According to the Confederation of British Industry (CBI), the golden carrot would tempt the youth away from claptrap like David Beckham studies and French.
The lobby group also proposes the brightest 40 per cent of 14-year-olds automatically do separate sciences at GCSE, extra funding for careers advice, investment in school science labs, and more specialist science teachers.
CBI chief Richard Lambert said: "Some employers are already finding it difficult to get the right talent, and the problem is set to get worse. The UK cannot compete with the developing world on low-skilled jobs, so to thrive in the global market we must excel in the higher-skilled roles that demand expertise and innovation."
The CBI reckons young people are unaware of the extra cash they'll earn in a technical career as compared to something useless like, say, journalism. Chemistry and physics graduates can expect to bag an extra £60,000 over the course of their career on average.
Industry leaders made the call in time for the annual Decline of the British Empire (as measured by exam results)™ season that kicks off on Thursday. ®
COMMENTS
Attracting top students to STUDY Science and Engineering is just the start.
I graduated from Imperial College in London last year in the top handful of students in my year, and I am the only student to go on to a technical role outside of the banking/management consultancy cabal. Even with a great engineering job, it goes without saying that my starting salary was about 70% that of my contemporaries in the city.
With the cream of science and engineering students skimmed off every year, pushing more mediocre talent through the university system seems like a very expensive and inefficient way for the CBI's members to improve their graduate intake (albeit, they did not obviously propose fund 1k stipends themselves). A far better strategy would be to pay above average starting salaries (>£30k for Imperial graduates) and make it clear how their company rewards (pay, bonus, respect) and nurtures (training, innovation time) talent.
@Anon
There are plenty of programmes aiming to raise the profile of science and engineering, particularly aimed at school kids, plenty of which are funded (indirectly) by the government (and thankfully none that involves Vorderman!). The kids I've seen on some of these courses/events are really enthusiastic about science but only because they get to do practical stuff (many schools don't even have laboratories any more) and these programmes give them that opportunity.
Trouble is that because you don't see any "tangible results" from the schemes after the first year or two (because it takes many more years before uni application rates or job numbers/pay increase), the research councils and universities are unwilling to continue the funding and the programme dies.
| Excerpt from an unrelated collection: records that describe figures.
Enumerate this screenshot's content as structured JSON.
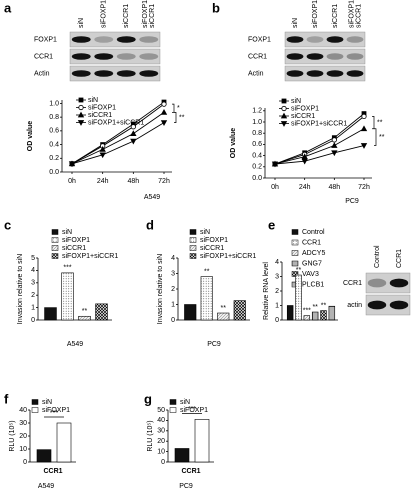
{
  "chart_data": [
    {
      "type": "line",
      "label": "a",
      "blot": {
        "lanes": [
          "siN",
          "siFOXP1",
          "siCCR1",
          [
            "siFOXP1/",
            "siCCR1"
          ]
        ],
        "rows": [
          "FOXP1",
          "CCR1",
          "Actin"
        ]
      },
      "ylabel": "OD value",
      "xlabel": "A549",
      "categories": [
        "0h",
        "24h",
        "48h",
        "72h"
      ],
      "ylim": [
        0,
        1.05
      ],
      "yticks": [
        {
          "value": 0,
          "label": "0.0"
        },
        {
          "value": 0.2,
          "label": "0.2"
        },
        {
          "value": 0.4,
          "label": "0.4"
        },
        {
          "value": 0.6,
          "label": "0.6"
        },
        {
          "value": 0.8,
          "label": "0.8"
        },
        {
          "value": 1,
          "label": "1.0"
        }
      ],
      "series": [
        {
          "name": "siN",
          "marker": "filled-square",
          "color": "#000",
          "values": [
            0.12,
            0.4,
            0.7,
            1.02
          ]
        },
        {
          "name": "siFOXP1",
          "marker": "open-circle",
          "color": "#000",
          "values": [
            0.12,
            0.38,
            0.66,
            0.99
          ]
        },
        {
          "name": "siCCR1",
          "marker": "triangle",
          "color": "#000",
          "values": [
            0.12,
            0.33,
            0.56,
            0.87
          ]
        },
        {
          "name": "siFOXP1+siCCR1",
          "marker": "triangle-down",
          "color": "#000",
          "values": [
            0.12,
            0.25,
            0.45,
            0.72
          ]
        }
      ],
      "annotations": [
        "*",
        "**"
      ]
    },
    {
      "type": "line",
      "label": "b",
      "blot": {
        "lanes": [
          "siN",
          "siFOXP1",
          "siCCR1",
          [
            "siFOXP1/",
            "siCCR1"
          ]
        ],
        "rows": [
          "FOXP1",
          "CCR1",
          "Actin"
        ]
      },
      "ylabel": "OD value",
      "xlabel": "PC9",
      "categories": [
        "0h",
        "24h",
        "48h",
        "72h"
      ],
      "ylim": [
        0,
        1.25
      ],
      "yticks": [
        {
          "value": 0,
          "label": "0.0"
        },
        {
          "value": 0.2,
          "label": "0.2"
        },
        {
          "value": 0.4,
          "label": "0.4"
        },
        {
          "value": 0.6,
          "label": "0.6"
        },
        {
          "value": 0.8,
          "label": "0.8"
        },
        {
          "value": 1,
          "label": "1.0"
        },
        {
          "value": 1.2,
          "label": "1.2"
        }
      ],
      "series": [
        {
          "name": "siN",
          "marker": "filled-square",
          "color": "#000",
          "values": [
            0.25,
            0.45,
            0.72,
            1.15
          ]
        },
        {
          "name": "siFOXP1",
          "marker": "open-circle",
          "color": "#000",
          "values": [
            0.25,
            0.42,
            0.68,
            1.1
          ]
        },
        {
          "name": "siCCR1",
          "marker": "triangle",
          "color": "#000",
          "values": [
            0.25,
            0.38,
            0.58,
            0.88
          ]
        },
        {
          "name": "siFOXP1+siCCR1",
          "marker": "triangle-down",
          "color": "#000",
          "values": [
            0.25,
            0.3,
            0.45,
            0.58
          ]
        }
      ],
      "annotations": [
        "**",
        "**"
      ]
    },
    {
      "type": "bar",
      "label": "c",
      "ylabel": "Invasion relative to siN",
      "xlabel": "A549",
      "categories": [
        null
      ],
      "ylim": [
        0,
        5
      ],
      "yticks": [
        0,
        1,
        2,
        3,
        4,
        5
      ],
      "series": [
        {
          "name": "siN",
          "fill": "black",
          "values": [
            1
          ]
        },
        {
          "name": "siFOXP1",
          "fill": "dots",
          "values": [
            3.8
          ],
          "annotation": "***"
        },
        {
          "name": "siCCR1",
          "fill": "diag",
          "values": [
            0.3
          ],
          "annotation": "**"
        },
        {
          "name": "siFOXP1+siCCR1",
          "fill": "check",
          "values": [
            1.3
          ]
        }
      ]
    },
    {
      "type": "bar",
      "label": "d",
      "ylabel": "Invasion relative to siN",
      "xlabel": "PC9",
      "categories": [
        null
      ],
      "ylim": [
        0,
        4
      ],
      "yticks": [
        0,
        1,
        2,
        3,
        4
      ],
      "series": [
        {
          "name": "siN",
          "fill": "black",
          "values": [
            1
          ]
        },
        {
          "name": "siFOXP1",
          "fill": "dots",
          "values": [
            2.8
          ],
          "annotation": "**"
        },
        {
          "name": "siCCR1",
          "fill": "diag",
          "values": [
            0.45
          ],
          "annotation": "**"
        },
        {
          "name": "siFOXP1+siCCR1",
          "fill": "check",
          "values": [
            1.25
          ]
        }
      ]
    },
    {
      "type": "bar",
      "label": "e",
      "ylabel": "Relative RNA level",
      "categories": [
        null
      ],
      "ylim": [
        0,
        4
      ],
      "yticks": [
        0,
        1,
        2,
        3,
        4
      ],
      "blot": {
        "lanes": [
          "Control",
          "CCR1"
        ],
        "rows": [
          "CCR1",
          "actin"
        ]
      },
      "series": [
        {
          "name": "Control",
          "fill": "black",
          "values": [
            1
          ]
        },
        {
          "name": "CCR1",
          "fill": "dots",
          "values": [
            3.1
          ],
          "annotation": "**"
        },
        {
          "name": "ADCY5",
          "fill": "diag",
          "values": [
            0.3
          ],
          "annotation": "***"
        },
        {
          "name": "GNG7",
          "fill": "vstripe",
          "values": [
            0.55
          ],
          "annotation": "**"
        },
        {
          "name": "VAV3",
          "fill": "check",
          "values": [
            0.65
          ],
          "annotation": "**"
        },
        {
          "name": "PLCB1",
          "fill": "hstripe",
          "values": [
            0.95
          ]
        }
      ]
    },
    {
      "type": "bar",
      "label": "f",
      "ylabel": "RLU (10⁵)",
      "xlabel": "A549",
      "categories": [
        "CCR1"
      ],
      "ylim": [
        0,
        40
      ],
      "yticks": [
        0,
        10,
        20,
        30,
        40
      ],
      "group_annotation": "***",
      "series": [
        {
          "name": "siN",
          "fill": "black",
          "values": [
            9.5
          ]
        },
        {
          "name": "siFOXP1",
          "fill": "white",
          "values": [
            30
          ]
        }
      ]
    },
    {
      "type": "bar",
      "label": "g",
      "ylabel": "RLU (10⁵)",
      "xlabel": "PC9",
      "categories": [
        "CCR1"
      ],
      "ylim": [
        0,
        50
      ],
      "yticks": [
        0,
        10,
        20,
        30,
        40,
        50
      ],
      "group_annotation": "***",
      "series": [
        {
          "name": "siN",
          "fill": "black",
          "values": [
            13
          ]
        },
        {
          "name": "siFOXP1",
          "fill": "white",
          "values": [
            41
          ]
        }
      ]
    }
  ]
}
Remove the focus on immediate results and give these programmes time - a simple cash incentive might've worked for teaching, but it'll take a lot more effort and time for a similar effect to be seen in sci/eng.
@Steve Browne: Why only O-levels?
Steve, maybe this was years back when industry had proper vocational training, but the question needs to be asked: why stop at O-levels and then expect a decent job? As it stands now (and as it was when I left school 15 years back), if you leave school at 16 and don't go on to further education, you're almost certainly going to be doing menial work for peanuts, because you won't have the skills to do anything else.